Stages, roles, and ghosts in AI governance in the United Kingdom and Canada

Authors

  • Alison Powell
  • Fenwick McKelvey Concordia University, Canada

DOI:

https://doi.org/10.33621/jdsr.v6i440468

Keywords:

policy, drama, AI governance, Canada, United Kingdom, critical policy studies, hauntology

Abstract

As two researchers faced with the prospect of still more knowledge mobilisation, and still more consultation, our manuscript critically reflects on strategies for engaging with consultations as critical questions in critical AI studies. Our intervention reflects on the often-ambivalent roles of researchers and ‘experts’ in the production, contestation, and transformation of consultations and the publicities therein concerning AI. Although ‘AI’ is increasingly becoming a marketing term, there are still substantive strategic efforts toward developing AI industries.
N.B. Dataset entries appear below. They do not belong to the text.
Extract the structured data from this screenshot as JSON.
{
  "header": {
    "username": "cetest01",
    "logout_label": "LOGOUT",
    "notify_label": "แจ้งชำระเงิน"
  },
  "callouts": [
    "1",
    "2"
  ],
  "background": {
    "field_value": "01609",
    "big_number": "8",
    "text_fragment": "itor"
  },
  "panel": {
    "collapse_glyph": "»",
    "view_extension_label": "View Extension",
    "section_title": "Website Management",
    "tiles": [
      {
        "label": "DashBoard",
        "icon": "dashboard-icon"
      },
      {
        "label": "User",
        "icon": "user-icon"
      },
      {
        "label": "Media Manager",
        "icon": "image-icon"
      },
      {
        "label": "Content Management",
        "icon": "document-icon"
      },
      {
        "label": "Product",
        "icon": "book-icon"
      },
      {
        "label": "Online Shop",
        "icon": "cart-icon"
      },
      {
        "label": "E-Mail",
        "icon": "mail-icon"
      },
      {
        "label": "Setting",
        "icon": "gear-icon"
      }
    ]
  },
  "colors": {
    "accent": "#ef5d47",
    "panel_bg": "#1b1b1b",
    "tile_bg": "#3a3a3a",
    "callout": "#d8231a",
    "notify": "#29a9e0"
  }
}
These policy consultations do open opportunities for experts like the authors to contribute to public discourse and policy practice on AI. Regardless, in the process of negotiating and developing around these initiatives, a range of dominant publicities emerge, including inevitability and hype. We draw on our experiences contributing to AI policy-making processes in two Global North countries. Resurfacing long-standing critical questions about participation in policymaking, our manuscript reflects on the possibilities of critical scholarship faced with the uncertainty in the rhetoric of democracy and public engagement.